Siempre recordaremos las noches insomnes, los ruidos que escuchábamos cuando los camellos trepaban por las escaleras, el batir de papeles arrugados en la sala de estar, las conversaciones entre SS.MM. para determinar qué le dejaban a quién de entre todo ese lío de cartas que habían recibido. Esos sonidos no se pueden olvidar, porque nos paralizaban en la cama y, aunque siempre había un hermano valiente que se levantaba a tratar de ver qué estaba ocurriendo, cuando volvía al dormitorio lo hacía confuso, y no sabía explicar muy bien qué había pasado en medio de un susto mortal cuando su padre lo recogió del suelo y le dijo: “a la cama, que si sigues despierto los Reyes no vienen”. No entendía nada, porque estaba seguro de que los Reyes estaban ahí y que los había visto, pero sin saber muy bien qué había visto. La ansiedad podía con la vitalidad y caíamos todos rotos hasta el amanecer.

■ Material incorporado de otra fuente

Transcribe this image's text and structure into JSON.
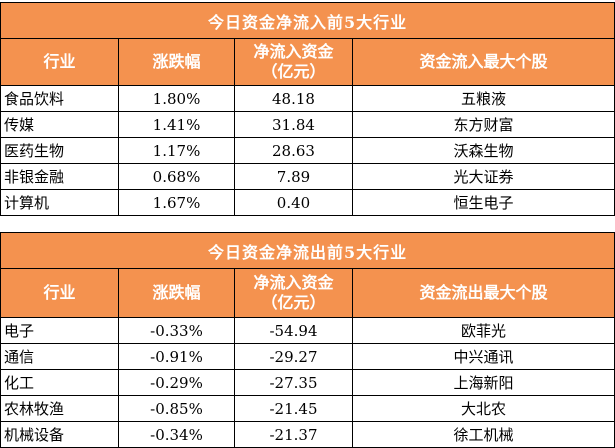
{
  "inflow": {
    "title": "今日资金净流入前5大行业",
    "headers": [
      "行业",
      "涨跌幅",
      "净流入资金\n（亿元）",
      "资金流入最大个股"
    ],
    "header_line1": "净流入资金",
    "header_line2": "（亿元）",
    "rows": [
      {
        "industry": "食品饮料",
        "change": "1.80%",
        "amount": "48.18",
        "stock": "五粮液"
      },
      {
        "industry": "传媒",
        "change": "1.41%",
        "amount": "31.84",
        "stock": "东方财富"
      },
      {
        "industry": "医药生物",
        "change": "1.17%",
        "amount": "28.63",
        "stock": "沃森生物"
      },
      {
        "industry": "非银金融",
        "change": "0.68%",
        "amount": "7.89",
        "stock": "光大证券"
      },
      {
        "industry": "计算机",
        "change": "1.67%",
        "amount": "0.40",
        "stock": "恒生电子"
      }
    ]
  },
  "outflow": {
    "title": "今日资金净流出前5大行业",
    "col1": "行业",
    "col2": "涨跌幅",
    "col3_line1": "净流入资金",
    "col3_line2": "（亿元）",
    "col4": "资金流出最大个股",
    "rows": [
      {
        "industry": "电子",
        "change": "-0.33%",
        "amount": "-54.94",
        "stock": "欧菲光"
      },
      {
        "industry": "通信",
        "change": "-0.91%",
        "amount": "-29.27",
        "stock": "中兴通讯"
      },
      {
        "industry": "化工",
        "change": "-0.29%",
        "amount": "-27.35",
        "stock": "上海新阳"
      },
      {
        "industry": "农林牧渔",
        "change": "-0.85%",
        "amount": "-21.45",
        "stock": "大北农"
      },
      {
        "industry": "机械设备",
        "change": "-0.34%",
        "amount": "-21.37",
        "stock": "徐工机械"
      }
    ]
  },
  "inflow_cols": {
    "col1": "行业",
    "col2": "涨跌幅",
    "col4": "资金流入最大个股"
  }
}
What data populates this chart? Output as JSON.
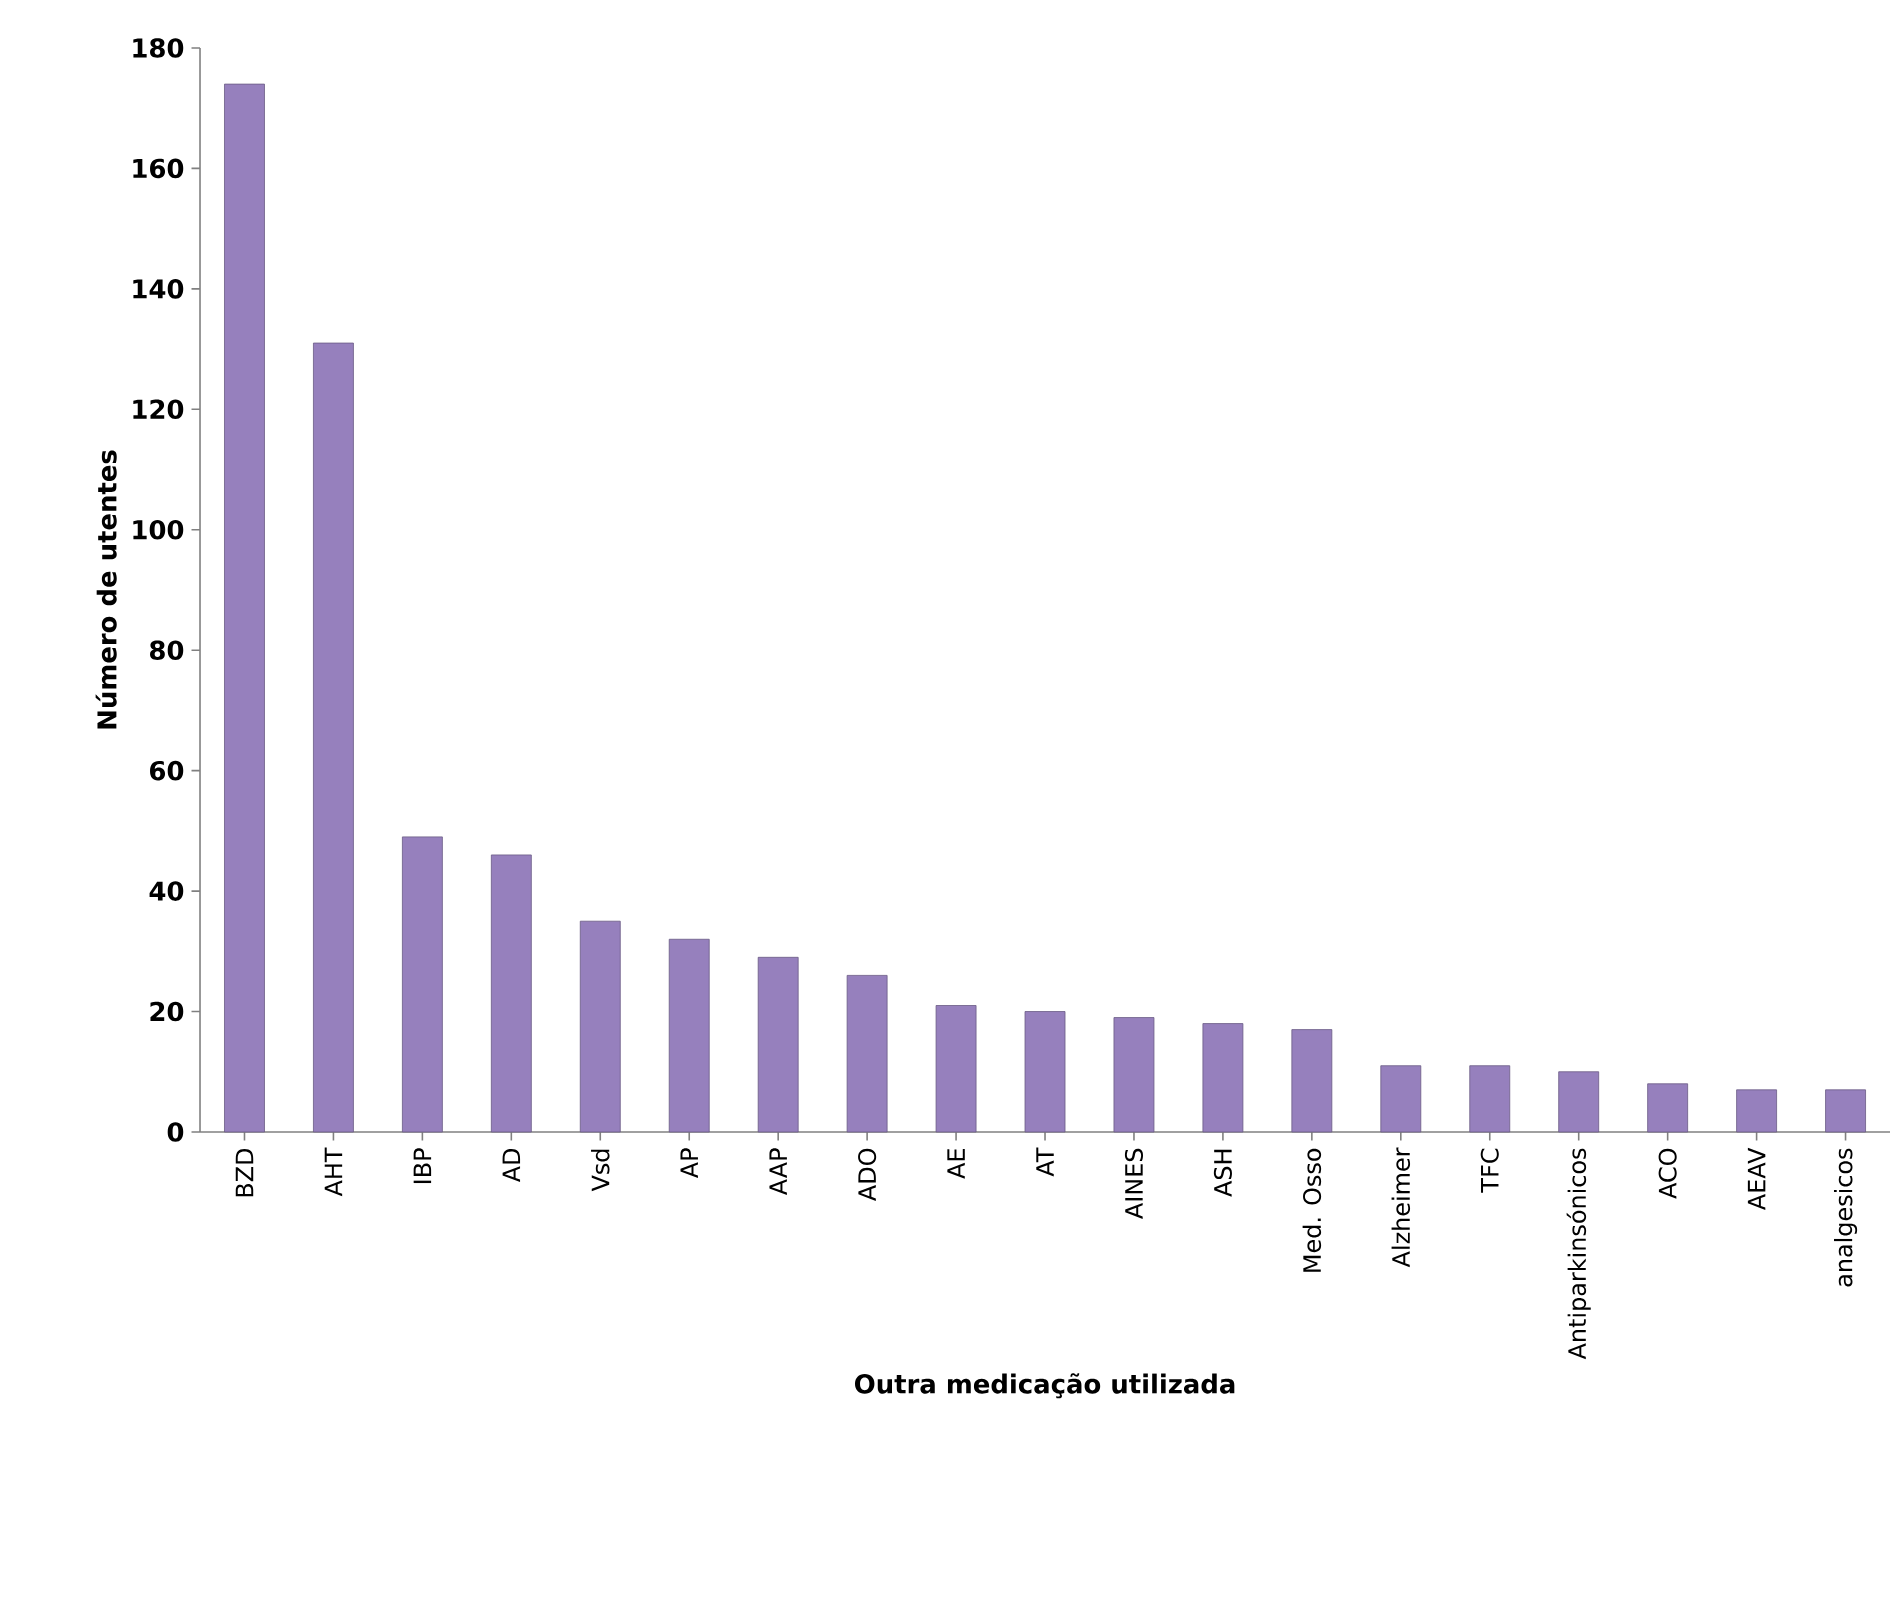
{
  "chart_data": {
    "type": "bar",
    "xlabel": "Outra medicação utilizada",
    "ylabel": "Número de utentes",
    "categories": [
      "BZD",
      "AHT",
      "IBP",
      "AD",
      "Vsd",
      "AP",
      "AAP",
      "ADO",
      "AE",
      "AT",
      "AINES",
      "ASH",
      "Med. Osso",
      "Alzheimer",
      "TFC",
      "Antiparkinsónicos",
      "ACO",
      "AEAV",
      "analgesicos"
    ],
    "values": [
      174,
      131,
      49,
      46,
      35,
      32,
      29,
      26,
      21,
      20,
      19,
      18,
      17,
      11,
      11,
      10,
      8,
      7,
      7
    ],
    "color": "#9680bd",
    "ylim": [
      0,
      180
    ],
    "yticks": [
      0,
      20,
      40,
      60,
      80,
      100,
      120,
      140,
      160,
      180
    ],
    "grid": false
  }
}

Sigue pasando lo mismo. Las carreras, la búsqueda, los escondrijos, la ilusión, la locura, el descontrol del gasto, el afán de hacer felices a los que aún saben serlo, la bondad de los personajes que aún nadie ha envilecido en las redes sociales (me refiero a SS.MM.) lo suficiente como para hacerlos desaparecer, los vales de devolución, el descubrimiento de saber que me han regalado algo que no yo sabía que necesitaba y que me ha hecho feliz, la cara de emoción del pequeño que mira fijamente al camión de bomberos que enciende las luces si él lo mueve, el abuelo que todo lo ordena y se pasa la mañana plegando los papeles de regalo para no volverlos a utilizar jamás, la adolescente que se ha metido en su habitación con todos los regalos porque ninguno es justo lo que quería y no vuelve a salir hasta la mañana de los cambios, la ocurrencia del que le ha pedido un tambor a los que regalan y se lo han traído… lo normal se repite siglo tras siglo.
De mi infancia recuerdo que SS.MM. trajeron una casita de muñecas para compartir con mis hermanas, un muñeco regordete precioso y vestido como un príncipe, con un biberón que no se agotaba jamás, y unos patines de cuatro ruedas de hierro atados con correas de cuero, que a todos mis hermanos les encantaron y, como teníamos espacio para patinar en el local de debajo de la casa en la que vivíamos, los compartíamos y aprendí a patinar con un solo patín, sin llegar nunca a saber hacerlo con los dos, porque como era la mayor, tenía que dar ejemplo. No recuerdo que me haya humillado tal cosa jamás, porque lo que sí recuerdo es que, aprendiendo a patinar de ese modo, nunca me he caído. Es lo que tiene ser generoso.
Matilde Muro Castillo.
Artículo publicado en el diario HOY de Badajoz el 6 de enero de 2025.